Monday, July 4, 2011
Following up on my earlier posts (here and here): It strikes me that a fair challenge to my position would be to say, "So what?" A theory is useless unless it has specific practical consequences that are different from those of a competing theory. In this case, a fair question (although not the only question) would be to ask, "What are the consequences of my theory for disclosure under US securities laws of a VIE structure (or some similar structure that is questionable under formal law)?" Stan Abrams at China Hearsay is clear about what he thinks the disclosure ought to be (he's sort of kidding, but only sort of).

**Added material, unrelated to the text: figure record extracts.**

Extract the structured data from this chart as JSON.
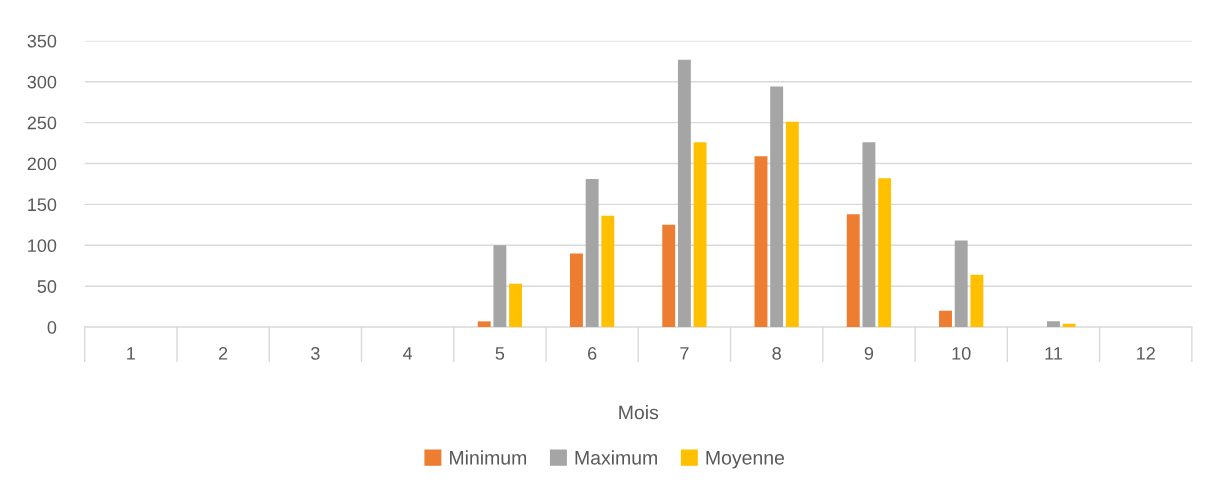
{
  "chart_data": {
    "type": "bar",
    "xlabel": "Mois",
    "categories": [
      "1",
      "2",
      "3",
      "4",
      "5",
      "6",
      "7",
      "8",
      "9",
      "10",
      "11",
      "12"
    ],
    "series": [
      {
        "name": "Minimum",
        "color": "#ed7d31",
        "values": [
          0,
          0,
          0,
          0,
          7,
          90,
          125,
          209,
          138,
          20,
          0,
          0
        ]
      },
      {
        "name": "Maximum",
        "color": "#a5a5a5",
        "values": [
          0,
          0,
          0,
          0,
          100,
          181,
          327,
          294,
          226,
          106,
          7,
          0
        ]
      },
      {
        "name": "Moyenne",
        "color": "#ffc000",
        "values": [
          0,
          0,
          0,
          0,
          53,
          136,
          226,
          251,
          182,
          64,
          4,
          0
        ]
      }
    ],
    "ylim": [
      0,
      350
    ],
    "yticks": [
      0,
      50,
      100,
      150,
      200,
      250,
      300,
      350
    ],
    "grid": "y",
    "legend": "bottom"
  }
}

Does my theory dictate or allow a substantially different disclosure?
Here's Stan's favored disclosure, borrowed from Fredrik Öqvist of the China Finance blog:
Although our corporate structure is intended to circumvent Chinese laws and regulations, and is thus illegal, enforcement of these rules in China is subject to substantial uncertainty. We do not believe that the PRC authorities will enforce these laws in our case, but we cannot assure you that the PRC authorities will take the same view.
Somehow I feel it ought to be possible to be honest about at least some structures without declaring that they're "illegal." As I noted in an earlier post, the same thing could be said about joint ventures in Zhongguancun set up with an individual Chinese investor (specifically and openly permitted and welcomed by the Beijing municipal government, although pretty clearly illegal under any plausible interpretation of the Law on Legislation), or limited partnerships set up under local rules at a time when the Partnership Law didn't allow them. However, I have to admit I don't have good suggested wording of my own, and so I'm really in no position to make objections. Suggestions?